2015-07-14
Don't support shortened versions of your domain names in email addresses
I'll start with the basic background: the university here is divided
up into a lot of departments and divisions and groups and so on.
Most of them have subdomains under our top level domain, for instance
cs.utoronto.ca
(and then hosts under their subdomain), and many of
them run (or ran) their own email systems, creating email addresses
like <user>@cs.toronto.edu
.
We have been providing email to
people for what is now quite a long time. Way back at the beginning
of that time, so long ago that DNS itself was very shiny and new,
we decided to let people send email using shortened versions of all
of the university's subdomains. Rather than having to send email
to '<user>@ece.toronto.edu
', you could send it to just '<user>@ece
'
and the mail system would work out where it should really go. This
saved a bunch of people a bunch of typing back in the days when you
had to type all of the email addresses out and was much appreciated.

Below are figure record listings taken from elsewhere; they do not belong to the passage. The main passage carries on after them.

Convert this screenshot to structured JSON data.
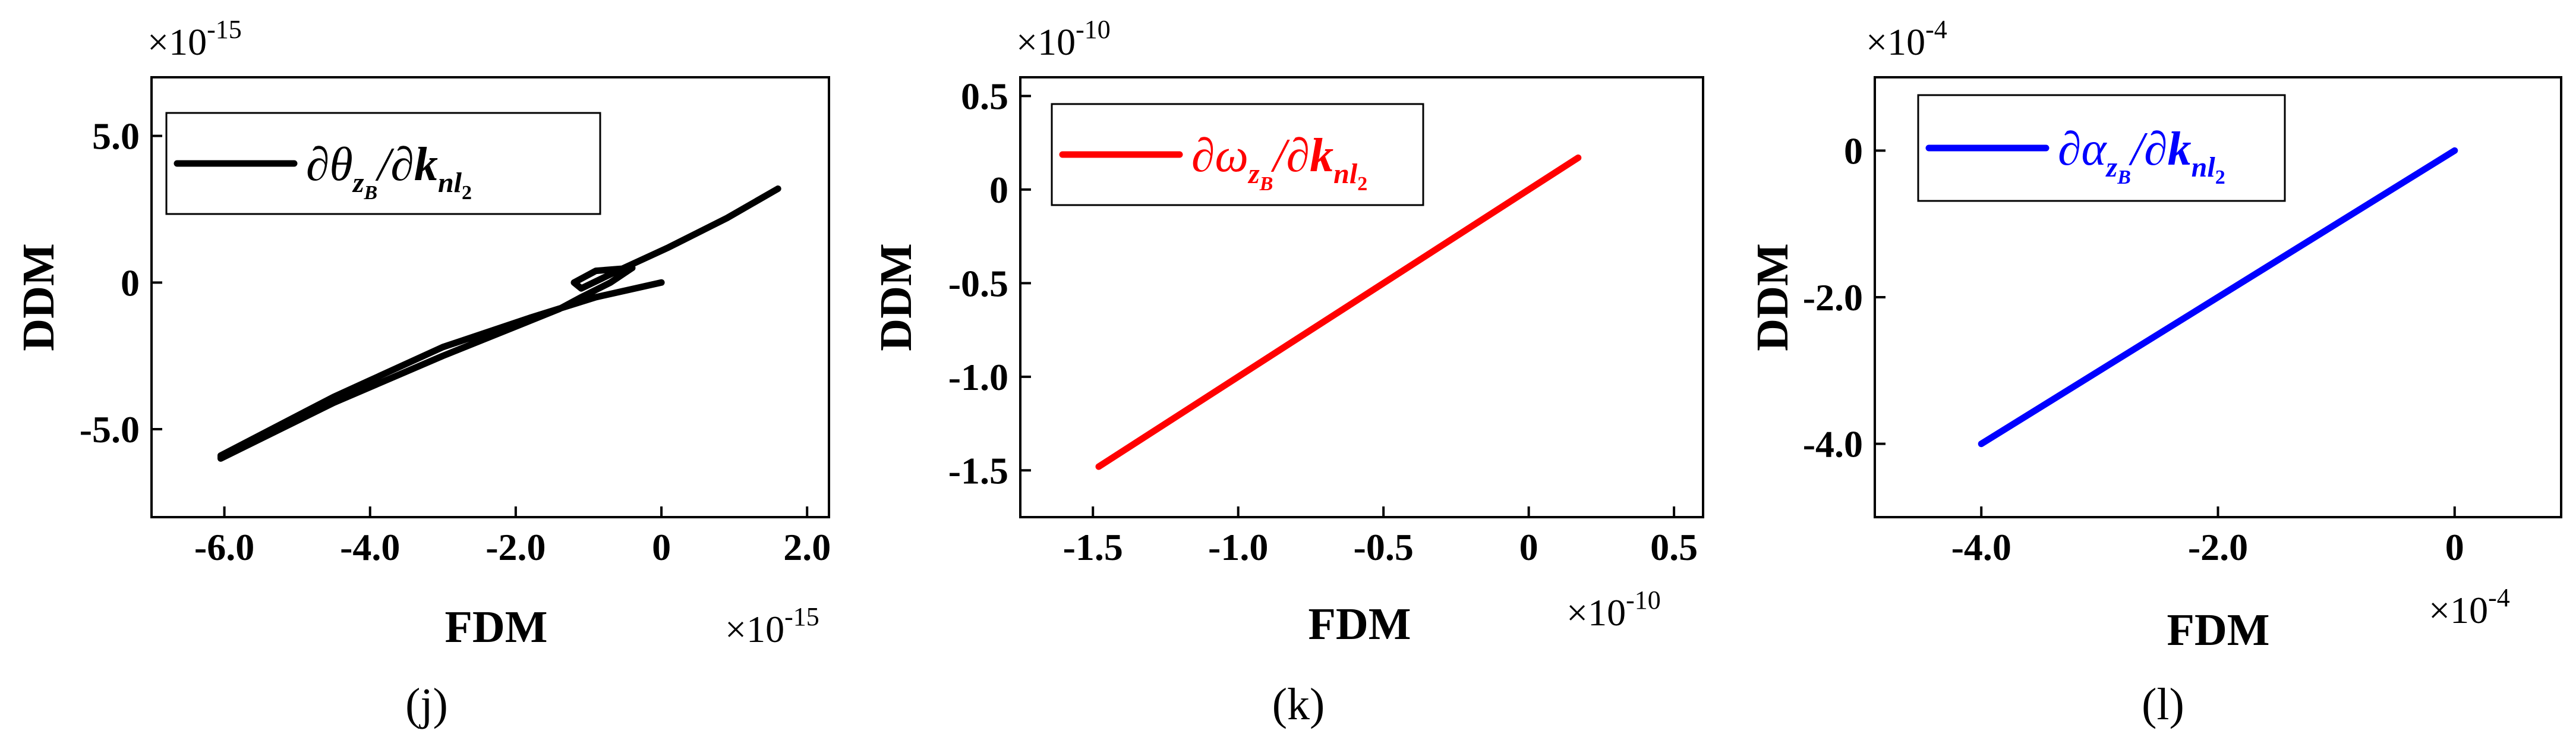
{
  "chart_data": [
    {
      "panel": "(j)",
      "type": "line",
      "xlabel": "FDM",
      "ylabel": "DDM",
      "x_multiplier": "×10",
      "x_multiplier_exp": "-15",
      "y_multiplier": "×10",
      "y_multiplier_exp": "-15",
      "xlim": [
        -7.0,
        2.3
      ],
      "ylim": [
        -8.0,
        7.0
      ],
      "x_ticks": [
        -6.0,
        -4.0,
        -2.0,
        0,
        2.0
      ],
      "x_tick_labels": [
        "-6.0",
        "-4.0",
        "-2.0",
        "0",
        "2.0"
      ],
      "y_ticks": [
        -5.0,
        0,
        5.0
      ],
      "y_tick_labels": [
        "-5.0",
        "0",
        "5.0"
      ],
      "legend_position": "top-left",
      "series": [
        {
          "name": "∂θzB/∂knl2",
          "legend_main": "∂θ",
          "legend_sub": "z",
          "legend_subsub": "B",
          "legend_rest": "/∂",
          "legend_k": "k",
          "legend_ksub": "nl",
          "legend_ksubsub": "2",
          "color": "#000000",
          "x": [
            1.6,
            0.9,
            0.1,
            -0.6,
            -1.1,
            -1.2,
            -0.9,
            -0.4,
            -0.7,
            -1.1,
            -1.4,
            -1.9,
            -3.0,
            -4.5,
            -6.05,
            -6.05,
            -4.5,
            -3.0,
            -1.8,
            -0.9,
            0.0
          ],
          "y": [
            3.2,
            2.2,
            1.2,
            0.4,
            -0.2,
            0.0,
            0.4,
            0.5,
            0.0,
            -0.5,
            -0.9,
            -1.4,
            -2.5,
            -4.1,
            -6.0,
            -5.9,
            -3.9,
            -2.2,
            -1.2,
            -0.5,
            0.0
          ]
        }
      ]
    },
    {
      "panel": "(k)",
      "type": "line",
      "xlabel": "FDM",
      "ylabel": "DDM",
      "x_multiplier": "×10",
      "x_multiplier_exp": "-10",
      "y_multiplier": "×10",
      "y_multiplier_exp": "-10",
      "xlim": [
        -1.75,
        0.6
      ],
      "ylim": [
        -1.75,
        0.6
      ],
      "x_ticks": [
        -1.5,
        -1.0,
        -0.5,
        0,
        0.5
      ],
      "x_tick_labels": [
        "-1.5",
        "-1.0",
        "-0.5",
        "0",
        "0.5"
      ],
      "y_ticks": [
        -1.5,
        -1.0,
        -0.5,
        0,
        0.5
      ],
      "y_tick_labels": [
        "-1.5",
        "-1.0",
        "-0.5",
        "0",
        "0.5"
      ],
      "legend_position": "top-left",
      "series": [
        {
          "name": "∂ωzB/∂knl2",
          "legend_main": "∂ω",
          "legend_sub": "z",
          "legend_subsub": "B",
          "legend_rest": "/∂",
          "legend_k": "k",
          "legend_ksub": "nl",
          "legend_ksubsub": "2",
          "color": "#ff0000",
          "x": [
            -1.48,
            0.17
          ],
          "y": [
            -1.48,
            0.17
          ]
        }
      ]
    },
    {
      "panel": "(l)",
      "type": "line",
      "xlabel": "FDM",
      "ylabel": "DDM",
      "x_multiplier": "×10",
      "x_multiplier_exp": "-4",
      "y_multiplier": "×10",
      "y_multiplier_exp": "-4",
      "xlim": [
        -4.9,
        0.9
      ],
      "ylim": [
        -5.0,
        1.0
      ],
      "x_ticks": [
        -4.0,
        -2.0,
        0
      ],
      "x_tick_labels": [
        "-4.0",
        "-2.0",
        "0"
      ],
      "y_ticks": [
        -4.0,
        -2.0,
        0
      ],
      "y_tick_labels": [
        "-4.0",
        "-2.0",
        "0"
      ],
      "legend_position": "top-left",
      "series": [
        {
          "name": "∂αzB/∂knl2",
          "legend_main": "∂α",
          "legend_sub": "z",
          "legend_subsub": "B",
          "legend_rest": "/∂",
          "legend_k": "k",
          "legend_ksub": "nl",
          "legend_ksubsub": "2",
          "color": "#0000ff",
          "x": [
            -4.0,
            0.0
          ],
          "y": [
            -4.0,
            0.0
          ]
        }
      ]
    }
  ]
}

Of course people got used to using these short domain names. Of
course people put them everywhere, because they were generally
supported; you could put them in .forward
files, you could put
them in simple mailing lists, and so on.
And as a result of this, of course we've never depreciated this
feature.
If you guessed that supporting this feature in modern MTAs is a slowly increasing amount of work, you're correct; it absolutely is. If you guessed that it kind of goes wrong sometimes, you're also correct (I discovered a case today). So I have a simple suggestion: if you're tempted to do this because it sounds like a neat convenience feature, don't. Forcing everyone to use fully canonicalized domain names will make your life much simpler and will avoid a certain amount of pain.
(It's probably going to get worse, since DNS keeps growing more and more weird top level domains. Sooner or later we're going to have a serious collision between a new one and one of our own subdomains.)

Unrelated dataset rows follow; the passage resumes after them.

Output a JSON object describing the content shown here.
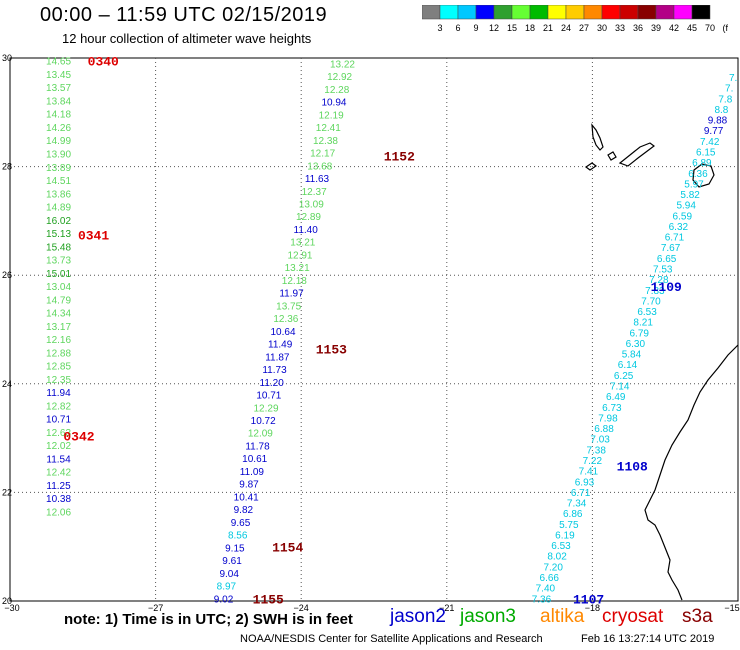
{
  "title": "00:00  –  11:59 UTC 02/15/2019",
  "subtitle": "12 hour collection of altimeter wave heights",
  "colorbar": {
    "colors": [
      "#7f7f7f",
      "#00ffff",
      "#00c8ff",
      "#0000ff",
      "#2fa02f",
      "#66ff33",
      "#00bb00",
      "#ffff00",
      "#ffcc00",
      "#ff8800",
      "#ff0000",
      "#cc0000",
      "#880000",
      "#b30086",
      "#ff00ff",
      "#000000"
    ],
    "labels": [
      "3",
      "6",
      "9",
      "12",
      "15",
      "18",
      "21",
      "24",
      "27",
      "30",
      "33",
      "36",
      "39",
      "42",
      "45",
      "70",
      "(ft)"
    ]
  },
  "axes": {
    "lon_ticks": [
      "−30",
      "−27",
      "−24",
      "−21",
      "−18",
      "−15"
    ],
    "lat_ticks": [
      "30",
      "28",
      "26",
      "24",
      "22",
      "20"
    ],
    "lon_range": [
      -30,
      -15
    ],
    "lat_range": [
      20,
      30
    ]
  },
  "value_colors": {
    "cyan": "#00c8e0",
    "blue": "#0000cc",
    "lightgreen": "#5ed65e",
    "green": "#1fa01f",
    "time_red": "#dd0000",
    "time_darkred": "#880000",
    "time_blue": "#0000cc"
  },
  "tracks": [
    {
      "name": "track-0340",
      "lon_top": -29.0,
      "lon_bottom": -29.0,
      "lat_top": 29.95,
      "lat_bottom": 21.65,
      "values": [
        {
          "v": "14.65",
          "c": "lightgreen"
        },
        {
          "v": "13.45",
          "c": "lightgreen"
        },
        {
          "v": "13.57",
          "c": "lightgreen"
        },
        {
          "v": "13.84",
          "c": "lightgreen"
        },
        {
          "v": "14.18",
          "c": "lightgreen"
        },
        {
          "v": "14.26",
          "c": "lightgreen"
        },
        {
          "v": "14.99",
          "c": "lightgreen"
        },
        {
          "v": "13.90",
          "c": "lightgreen"
        },
        {
          "v": "13.89",
          "c": "lightgreen"
        },
        {
          "v": "14.51",
          "c": "lightgreen"
        },
        {
          "v": "13.86",
          "c": "lightgreen"
        },
        {
          "v": "14.89",
          "c": "lightgreen"
        },
        {
          "v": "16.02",
          "c": "green"
        },
        {
          "v": "15.13",
          "c": "green"
        },
        {
          "v": "15.48",
          "c": "green"
        },
        {
          "v": "13.73",
          "c": "lightgreen"
        },
        {
          "v": "15.01",
          "c": "green"
        },
        {
          "v": "13.04",
          "c": "lightgreen"
        },
        {
          "v": "14.79",
          "c": "lightgreen"
        },
        {
          "v": "14.34",
          "c": "lightgreen"
        },
        {
          "v": "13.17",
          "c": "lightgreen"
        },
        {
          "v": "12.16",
          "c": "lightgreen"
        },
        {
          "v": "12.88",
          "c": "lightgreen"
        },
        {
          "v": "12.85",
          "c": "lightgreen"
        },
        {
          "v": "12.35",
          "c": "lightgreen"
        },
        {
          "v": "11.94",
          "c": "blue"
        },
        {
          "v": "12.82",
          "c": "lightgreen"
        },
        {
          "v": "10.71",
          "c": "blue"
        },
        {
          "v": "12.63",
          "c": "lightgreen"
        },
        {
          "v": "12.02",
          "c": "lightgreen"
        },
        {
          "v": "11.54",
          "c": "blue"
        },
        {
          "v": "12.42",
          "c": "lightgreen"
        },
        {
          "v": "11.25",
          "c": "blue"
        },
        {
          "v": "10.38",
          "c": "blue"
        },
        {
          "v": "12.06",
          "c": "lightgreen"
        }
      ]
    },
    {
      "name": "track-1152",
      "lon_top": -23.15,
      "lon_bottom": -25.6,
      "lat_top": 29.9,
      "lat_bottom": 20.05,
      "values": [
        {
          "v": "13.22",
          "c": "lightgreen"
        },
        {
          "v": "12.92",
          "c": "lightgreen"
        },
        {
          "v": "12.28",
          "c": "lightgreen"
        },
        {
          "v": "10.94",
          "c": "blue"
        },
        {
          "v": "12.19",
          "c": "lightgreen"
        },
        {
          "v": "12.41",
          "c": "lightgreen"
        },
        {
          "v": "12.38",
          "c": "lightgreen"
        },
        {
          "v": "12.17",
          "c": "lightgreen"
        },
        {
          "v": "13.68",
          "c": "lightgreen"
        },
        {
          "v": "11.63",
          "c": "blue"
        },
        {
          "v": "12.37",
          "c": "lightgreen"
        },
        {
          "v": "13.09",
          "c": "lightgreen"
        },
        {
          "v": "12.89",
          "c": "lightgreen"
        },
        {
          "v": "11.40",
          "c": "blue"
        },
        {
          "v": "13.21",
          "c": "lightgreen"
        },
        {
          "v": "12.91",
          "c": "lightgreen"
        },
        {
          "v": "13.21",
          "c": "lightgreen"
        },
        {
          "v": "12.18",
          "c": "lightgreen"
        },
        {
          "v": "11.97",
          "c": "blue"
        },
        {
          "v": "13.75",
          "c": "lightgreen"
        },
        {
          "v": "12.36",
          "c": "lightgreen"
        },
        {
          "v": "10.64",
          "c": "blue"
        },
        {
          "v": "11.49",
          "c": "blue"
        },
        {
          "v": "11.87",
          "c": "blue"
        },
        {
          "v": "11.73",
          "c": "blue"
        },
        {
          "v": "11.20",
          "c": "blue"
        },
        {
          "v": "10.71",
          "c": "blue"
        },
        {
          "v": "12.29",
          "c": "lightgreen"
        },
        {
          "v": "10.72",
          "c": "blue"
        },
        {
          "v": "12.09",
          "c": "lightgreen"
        },
        {
          "v": "11.78",
          "c": "blue"
        },
        {
          "v": "10.61",
          "c": "blue"
        },
        {
          "v": "11.09",
          "c": "blue"
        },
        {
          "v": "9.87",
          "c": "blue"
        },
        {
          "v": "10.41",
          "c": "blue"
        },
        {
          "v": "9.82",
          "c": "blue"
        },
        {
          "v": "9.65",
          "c": "blue"
        },
        {
          "v": "8.56",
          "c": "cyan"
        },
        {
          "v": "9.15",
          "c": "blue"
        },
        {
          "v": "9.61",
          "c": "blue"
        },
        {
          "v": "9.04",
          "c": "blue"
        },
        {
          "v": "8.97",
          "c": "cyan"
        },
        {
          "v": "9.02",
          "c": "blue"
        }
      ]
    },
    {
      "name": "track-1107-1109",
      "lon_top": -15.1,
      "lon_bottom": -19.05,
      "lat_top": 29.65,
      "lat_bottom": 20.05,
      "values": [
        {
          "v": "7.",
          "c": "cyan"
        },
        {
          "v": "7.",
          "c": "cyan"
        },
        {
          "v": "7.8",
          "c": "cyan"
        },
        {
          "v": "8.8",
          "c": "cyan"
        },
        {
          "v": "9.88",
          "c": "blue"
        },
        {
          "v": "9.77",
          "c": "blue"
        },
        {
          "v": "7.42",
          "c": "cyan"
        },
        {
          "v": "6.15",
          "c": "cyan"
        },
        {
          "v": "6.89",
          "c": "cyan"
        },
        {
          "v": "6.36",
          "c": "cyan"
        },
        {
          "v": "5.97",
          "c": "cyan"
        },
        {
          "v": "5.82",
          "c": "cyan"
        },
        {
          "v": "5.94",
          "c": "cyan"
        },
        {
          "v": "6.59",
          "c": "cyan"
        },
        {
          "v": "6.32",
          "c": "cyan"
        },
        {
          "v": "6.71",
          "c": "cyan"
        },
        {
          "v": "7.67",
          "c": "cyan"
        },
        {
          "v": "6.65",
          "c": "cyan"
        },
        {
          "v": "7.53",
          "c": "cyan"
        },
        {
          "v": "7.28",
          "c": "cyan"
        },
        {
          "v": "7.83",
          "c": "cyan"
        },
        {
          "v": "7.70",
          "c": "cyan"
        },
        {
          "v": "6.53",
          "c": "cyan"
        },
        {
          "v": "8.21",
          "c": "cyan"
        },
        {
          "v": "6.79",
          "c": "cyan"
        },
        {
          "v": "6.30",
          "c": "cyan"
        },
        {
          "v": "5.84",
          "c": "cyan"
        },
        {
          "v": "6.14",
          "c": "cyan"
        },
        {
          "v": "6.25",
          "c": "cyan"
        },
        {
          "v": "7.14",
          "c": "cyan"
        },
        {
          "v": "6.49",
          "c": "cyan"
        },
        {
          "v": "6.73",
          "c": "cyan"
        },
        {
          "v": "7.98",
          "c": "cyan"
        },
        {
          "v": "6.88",
          "c": "cyan"
        },
        {
          "v": "7.03",
          "c": "cyan"
        },
        {
          "v": "7.38",
          "c": "cyan"
        },
        {
          "v": "7.22",
          "c": "cyan"
        },
        {
          "v": "7.41",
          "c": "cyan"
        },
        {
          "v": "6.93",
          "c": "cyan"
        },
        {
          "v": "6.71",
          "c": "cyan"
        },
        {
          "v": "7.34",
          "c": "cyan"
        },
        {
          "v": "6.86",
          "c": "cyan"
        },
        {
          "v": "5.75",
          "c": "cyan"
        },
        {
          "v": "6.19",
          "c": "cyan"
        },
        {
          "v": "6.53",
          "c": "cyan"
        },
        {
          "v": "8.02",
          "c": "cyan"
        },
        {
          "v": "7.20",
          "c": "cyan"
        },
        {
          "v": "6.66",
          "c": "cyan"
        },
        {
          "v": "7.40",
          "c": "cyan"
        },
        {
          "v": "7.36",
          "c": "cyan"
        }
      ]
    }
  ],
  "time_labels": [
    {
      "text": "0340",
      "lon": -28.4,
      "lat": 29.95,
      "c": "time_red"
    },
    {
      "text": "0341",
      "lon": -28.6,
      "lat": 26.75,
      "c": "time_red"
    },
    {
      "text": "0342",
      "lon": -28.9,
      "lat": 23.05,
      "c": "time_red"
    },
    {
      "text": "1152",
      "lon": -22.3,
      "lat": 28.2,
      "c": "time_darkred"
    },
    {
      "text": "1153",
      "lon": -23.7,
      "lat": 24.65,
      "c": "time_darkred"
    },
    {
      "text": "1154",
      "lon": -24.6,
      "lat": 21.0,
      "c": "time_darkred"
    },
    {
      "text": "1155",
      "lon": -25.0,
      "lat": 20.05,
      "c": "time_darkred"
    },
    {
      "text": "1109",
      "lon": -16.8,
      "lat": 25.8,
      "c": "time_blue"
    },
    {
      "text": "1108",
      "lon": -17.5,
      "lat": 22.5,
      "c": "time_blue"
    },
    {
      "text": "1107",
      "lon": -18.4,
      "lat": 20.05,
      "c": "time_blue"
    }
  ],
  "footer": {
    "note": "note:  1) Time is in UTC;  2) SWH is in feet",
    "satellites": [
      {
        "name": "jason2",
        "color": "#0000cc"
      },
      {
        "name": "jason3",
        "color": "#00aa00"
      },
      {
        "name": "altika",
        "color": "#ff8800"
      },
      {
        "name": "cryosat",
        "color": "#dd0000"
      },
      {
        "name": "s3a",
        "color": "#880000"
      }
    ],
    "credit": "NOAA/NESDIS Center for Satellite Applications and Research",
    "timestamp": "Feb 16 13:27:14 UTC 2019"
  }
}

The hard thing about this is that I don't think we were wrong to support shortened versions of the university domains way back when, and depreciating them at any time since then would undoubtedly have been a lot of work and not have been appreciated at all. But I still think that in the modern world it would be better if we weren't supporting them any more. In a world with MUAs that have address autocompletion and so on, I think they're not necessary and they do cause problems.
(When I say that 'we' did this way back when, I mean the people who were sysadmins here in those days, not me personally.)
Sidebar: one way to have a collision heartburn
Suppose that you have a university subdomain, let's call it aa
for illustration; this subdomain has a wildcard A
record for its
own reasons. There's also a aa
TLD (here it would be a country),
and one of your users tries to send email to '<user>@misspelled.aa
'.
With the best of intentions, your MTA is almost certainly going to
wind up trying to deliver this email to the aa
subdomain wildcard
A
record instead of rejecting it as 'no such domain exists'.
(If the target of the A
record doesn't respond to SMTP connections,
your MTA will be retrying it for some time (especially if you've
configured high timeouts for in-university addresses).)